I very much looked forward to apply transnational/spatial theories and practices in my PhD, after having chosen transnational history as my main specialisation at MLitt level. Over these three years I learned how to moderately use these theories and their terminology. Indeed, there is always a risk to over-conceptualise a rather empirical example; my first drafts did so, and at times I ended up losing track of my own narrative. Transnational history is a subtler mix of key concepts and terms (space, networks, hubs, interactions) in order to better serve a concrete example (through everyday life history, small scale analysis, or prosopographical approaches for instance). I believe my topic allowed me to find the right balance; through it I realised that spatial approaches can enhance anyone’s research and open doors to new research perspectives. Over the course of this PhD I spent some time building a database of travellers and trying to render their itineraries through digital mapping: this practice – which I believe is part of spatial and transnational history – also allowed me to find out results that words and concepts simply could not materialise. I am convinced transnational/spatial history still has a lot of potential and I look forward to exploring it even more in my future research.

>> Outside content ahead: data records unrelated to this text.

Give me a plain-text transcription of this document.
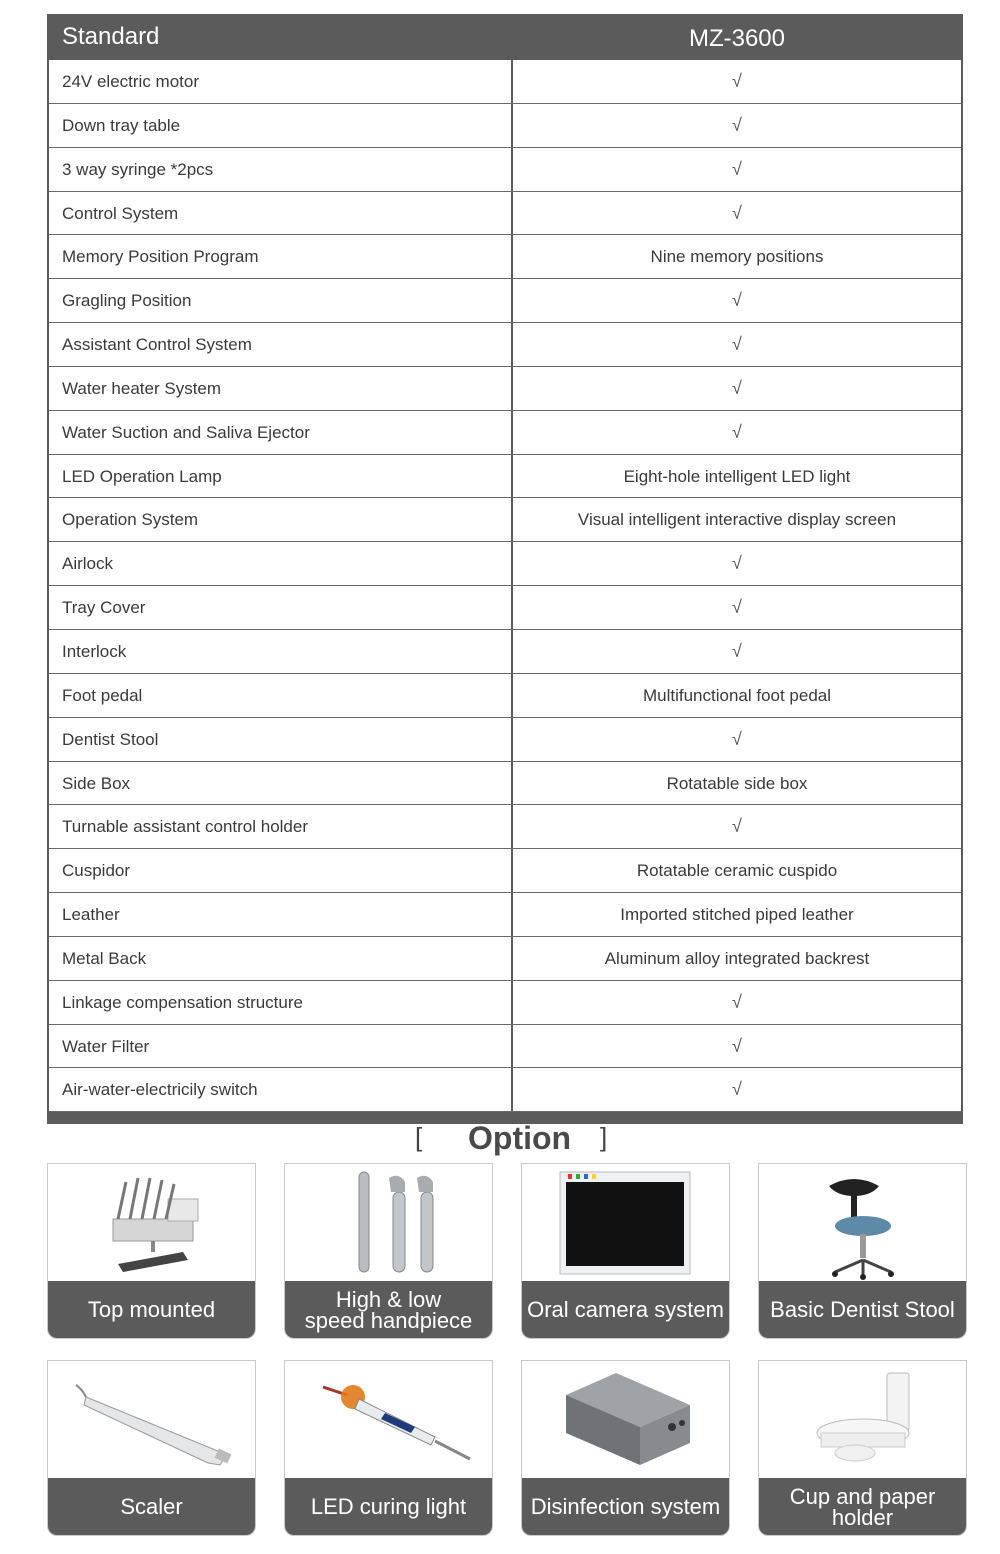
Standard	MZ-3600
24V electric motor	√
Down tray table	√
3 way syringe *2pcs	√
Control System	√
Memory Position Program	Nine memory positions
Gragling Position	√
Assistant Control System	√
Water heater System	√
Water Suction and Saliva Ejector	√
LED Operation Lamp	Eight-hole intelligent LED light
Operation System	Visual intelligent interactive display screen
Airlock	√
Tray Cover	√
Interlock	√
Foot pedal	Multifunctional foot pedal
Dentist Stool	√
Side Box	Rotatable side box
Turnable assistant control holder	√
Cuspidor	Rotatable ceramic cuspido
Leather	Imported stitched piped leather
Metal Back	Aluminum alloy integrated backrest
Linkage compensation structure	√
Water Filter	√
Air-water-electricily switch	√
[ Option ]
Top mounted	High & low
speed handpiece Oral camera system Basic Dentist Stool
Scaler	LED curing light	Disinfection system	Cup and paper
holder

  • Having finished a PhD thesis in three years, what secret would you share with other PhDs?

It may sound quite paradoxical, but I would say ‘keep busy!’. Having more projects to look forward to will force you to be organised, to structure your day, and to get your PhD work done once you have properly allocated some time for it. My least productive moments happened when my PhD was my only daily task. Once I started teaching, presenting conference papers, taking up small internships or taking part in the life of the School and Institute, I became better at planning my work and getting it done. Leave some free time for yourself, keep healthy, keep moving, and your thesis will become a pleasant part of your daily life. Although life can sometimes get in the way, I would also recommend that you establish early on an approximate date of submission, and try to stick to it. The run-up to submission may be exciting, but do not forget that it is not over until you have actually submitted it: I spent a few weeks believing I was done, but my Word document was sitting comfortably on my hard drive. If you and your supervisor have established that your thesis can be submitted, then do everything to actually submit it: the moment you bring your copies to Registry is the real finish line, and it will feel amazing!

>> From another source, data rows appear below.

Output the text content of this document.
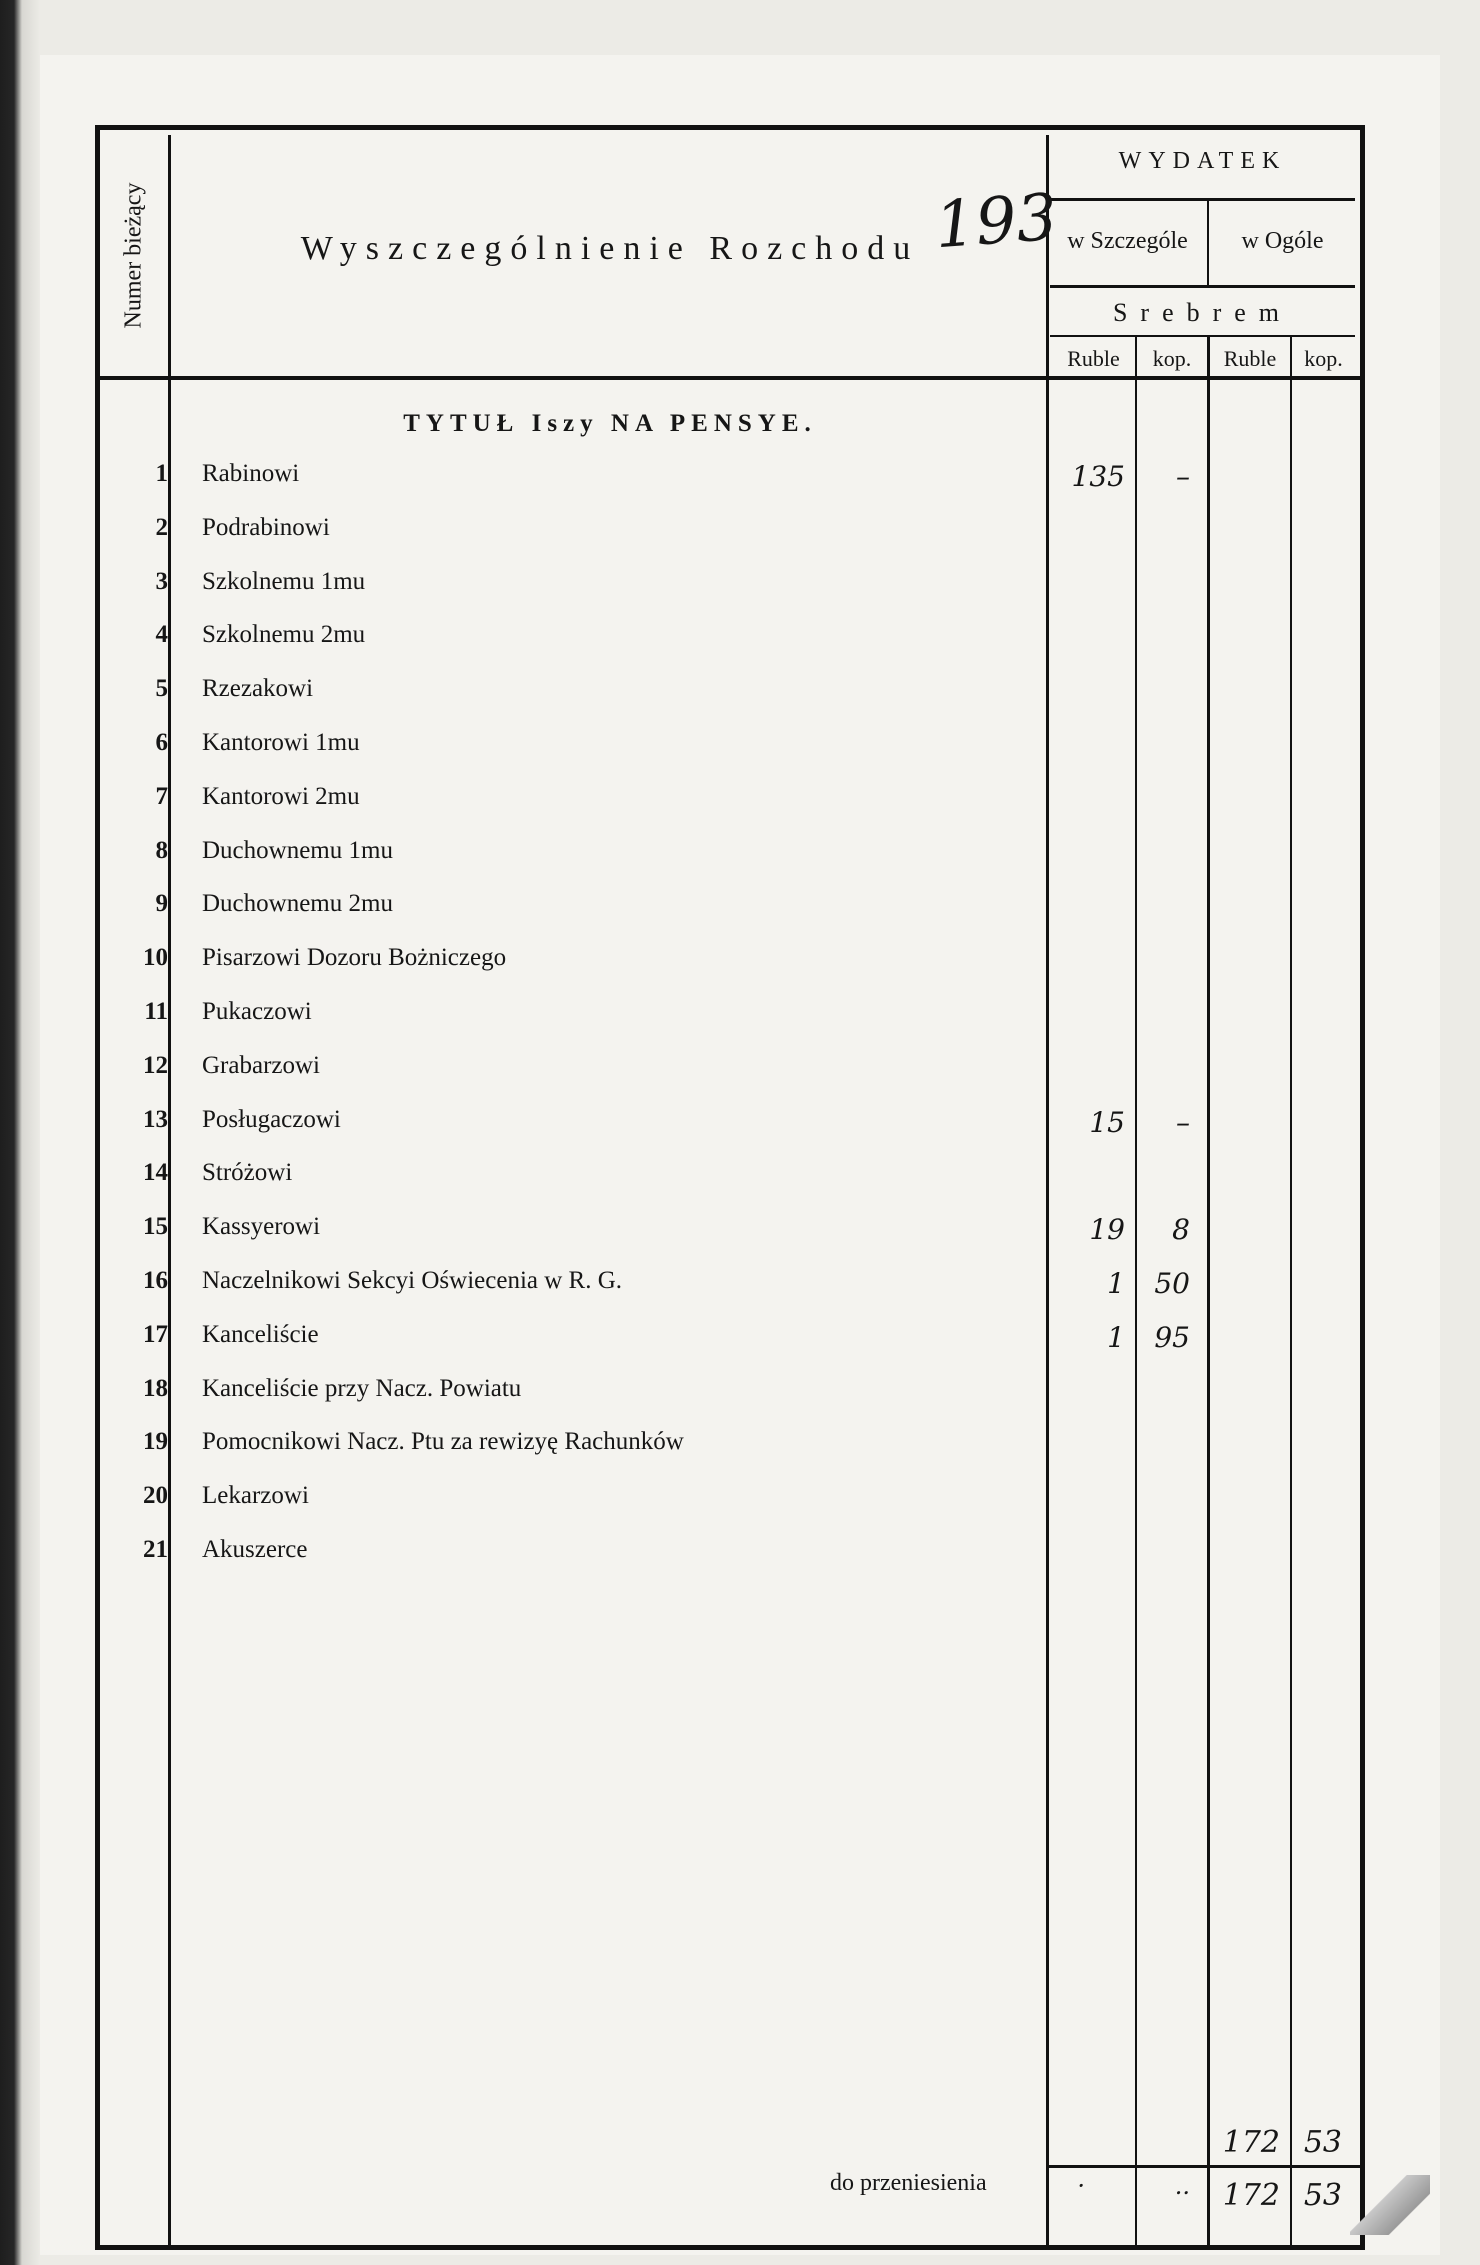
Numer bieżący	Wyszczególnienie Rozchodu 193
WYDATEK
w Szczególe	w Ogóle
Srebrem
Ruble	kop.	Ruble	kop.
TYTUŁ Iszy NA PENSYE.
1 Rabinowi	135	–
2 Podrabinowi
3 Szkolnemu 1mu
4 Szkolnemu 2mu
5 Rzezakowi
6 Kantorowi 1mu
7 Kantorowi 2mu
8 Duchownemu 1mu
9 Duchownemu 2mu
10 Pisarzowi Dozoru Bożniczego
11 Pukaczowi
12 Grabarzowi
13 Posługaczowi	15	–
14 Stróżowi
15 Kassyerowi	19	8
16 Naczelnikowi Sekcyi Oświecenia w R. G.	1	50
17 Kanceliście	1	95
18 Kanceliście przy Nacz. Powiatu
19 Pomocnikowi Nacz. Ptu za rewizyę Rachunków
20 Lekarzowi
21 Akuszerce
172 53
do przeniesienia	·	..	172 53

Afterwords of “Thanks”: And lastly, on behalf of the ITSH, we would like to thank the University of St Andrews for generously funding Jordan’s work with a 600th Anniversary PhD Scholarship. We would also like to thank the Fritz Thyssen Foundation and the Forschungszentrum Gotha as well as our GRAINES friends and colleagues in Basel for hosting Jordan for a semester (a bit closer to the Alpine space than St Andrews). Thank you everyone.